Where else would you expect to find a lighthouse, but at the tip of a bay bearing the name Disaster. Green Cape lighthouse, in New South Wales, has seen a few wrecks in its time, most significantly the SS Ly-ee Moon which ran aground in 1886, just three years after the lighthouse was lit; 71 sailors died and 15 were rescued by the keeper.
Disaster Bay is at the border of two national parks (Croajingalong and Ben Boyd), and the lighthouse is perched above the epitome of an Australian bush beach: chalky, fine sand, rugged cliffs festooned with tea trees, wild blue waters and the lingering scent of eucalyptus.

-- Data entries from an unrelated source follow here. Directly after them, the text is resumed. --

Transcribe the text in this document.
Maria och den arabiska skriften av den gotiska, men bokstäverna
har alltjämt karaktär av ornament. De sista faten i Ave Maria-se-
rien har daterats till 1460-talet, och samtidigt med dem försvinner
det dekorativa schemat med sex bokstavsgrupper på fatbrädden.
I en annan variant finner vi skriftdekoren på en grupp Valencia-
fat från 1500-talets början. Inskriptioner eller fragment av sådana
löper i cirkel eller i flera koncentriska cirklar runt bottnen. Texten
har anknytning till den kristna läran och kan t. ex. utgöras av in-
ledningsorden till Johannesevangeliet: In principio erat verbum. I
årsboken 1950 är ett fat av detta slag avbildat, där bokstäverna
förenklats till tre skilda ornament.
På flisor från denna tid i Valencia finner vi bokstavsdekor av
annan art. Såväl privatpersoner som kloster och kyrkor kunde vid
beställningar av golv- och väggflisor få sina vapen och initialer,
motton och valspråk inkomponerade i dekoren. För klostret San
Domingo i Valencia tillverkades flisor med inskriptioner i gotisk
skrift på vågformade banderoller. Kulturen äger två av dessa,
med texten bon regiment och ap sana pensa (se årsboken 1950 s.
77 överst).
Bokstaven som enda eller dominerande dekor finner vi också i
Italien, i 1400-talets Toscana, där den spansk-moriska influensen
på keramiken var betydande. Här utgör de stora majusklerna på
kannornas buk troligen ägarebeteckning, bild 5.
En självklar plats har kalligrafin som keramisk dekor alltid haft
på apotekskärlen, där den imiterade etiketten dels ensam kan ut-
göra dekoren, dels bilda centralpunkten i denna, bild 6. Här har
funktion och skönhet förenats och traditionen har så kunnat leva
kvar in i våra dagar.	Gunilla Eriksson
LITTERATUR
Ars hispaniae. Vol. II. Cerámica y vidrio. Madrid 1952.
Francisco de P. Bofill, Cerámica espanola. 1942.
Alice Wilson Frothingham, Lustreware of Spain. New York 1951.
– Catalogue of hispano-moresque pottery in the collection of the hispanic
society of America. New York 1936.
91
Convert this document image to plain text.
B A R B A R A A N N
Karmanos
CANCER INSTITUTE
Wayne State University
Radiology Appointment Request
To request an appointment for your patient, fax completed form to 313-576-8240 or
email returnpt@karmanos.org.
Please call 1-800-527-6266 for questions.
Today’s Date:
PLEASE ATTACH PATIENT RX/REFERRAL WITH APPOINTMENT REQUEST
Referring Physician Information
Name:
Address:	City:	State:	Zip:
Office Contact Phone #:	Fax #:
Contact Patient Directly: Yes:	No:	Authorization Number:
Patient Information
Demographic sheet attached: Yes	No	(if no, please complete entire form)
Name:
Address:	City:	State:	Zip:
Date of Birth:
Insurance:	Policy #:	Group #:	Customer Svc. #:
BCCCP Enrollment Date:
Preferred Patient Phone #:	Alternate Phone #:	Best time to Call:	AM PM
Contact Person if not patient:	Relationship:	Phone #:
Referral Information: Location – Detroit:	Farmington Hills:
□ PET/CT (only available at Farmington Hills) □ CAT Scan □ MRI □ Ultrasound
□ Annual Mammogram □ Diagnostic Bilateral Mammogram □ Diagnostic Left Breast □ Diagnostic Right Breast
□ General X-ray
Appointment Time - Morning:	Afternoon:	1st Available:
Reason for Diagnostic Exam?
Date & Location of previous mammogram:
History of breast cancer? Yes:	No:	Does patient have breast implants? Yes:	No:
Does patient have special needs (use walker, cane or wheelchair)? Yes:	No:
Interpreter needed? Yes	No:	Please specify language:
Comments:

The black-banded Creac’h, standing tall (seriously tall, at 180 feet) on Isle d’Ouessant (Ushant), is one of the most powerful lighthouses in the world. The French Atlantic coast is famous for its churning, storm-swept oceans, made treacherous by the numerous granite outcrops that lie off the Brittany shore.
The Creac’h cuts across the waters with a beam reaching 37 miles. A lighthouse museum provides an insight into the workings of the light. As a bonus, a visit to the Creac’h is an opportunity to visit the nearby Stiff Lighthouse, one of the older lighthouses still in use, built in the late 17th century.
The 1897 Cape Palliser Lighthouse, resplendent in its wide red bands, is a cynosure to ships navigating the Cook Straight, off the southern tip of New Zealand’s North Island.
Inland it looks over fine wine-and-food country, so it’s a gourmet lightspotter’s paradise and, as you’d expect in New Zealand, the adventure activities in the region are many. The light is still in service – and visitors can still climb up the 250 steps to get a light’s eye view of ocean and land.
Getting to Hailuoto Island by ferry adds to the nautical adventure. Hurry, though; continental rebound (the earth rising back up after being compressed from the glacier-weights of an ice age) will eventually see the island join the mainland.
The great granddaddy of lighthouses, Hook Head is arguably the oldest working light in the world. The site had humble beginnings, reportedly as far back as the 5th century, with monks lighting a beacon there. The structure as it stands today has existed for 800 years. It’s an automated light, squat and a little…plump (they say horizontal stripes emphasize a thick waist, so it might just be an illusion).
Access to the light is by tour, organized through the visitor centre. A historical teaser – have you ever wondered where the phrase ‘by hook or by crook’ comes from?
Looking out from the infamous Cape of Good Hope, Slangkop was built in 1914 but first lit after WWI, in 1919. A few years prior to its construction, the SS Maori was wrecked, highlighting the need for a beacon. The brilliant white of the structure has visitors pondering the repainting cycle, which must be constant.
This cast-iron lighthouse overlooks Kommetjie, a village about 19 miles from Cape Town, where visitors can combine your lightspotting with some crayfishing – crayfish is a local speciality.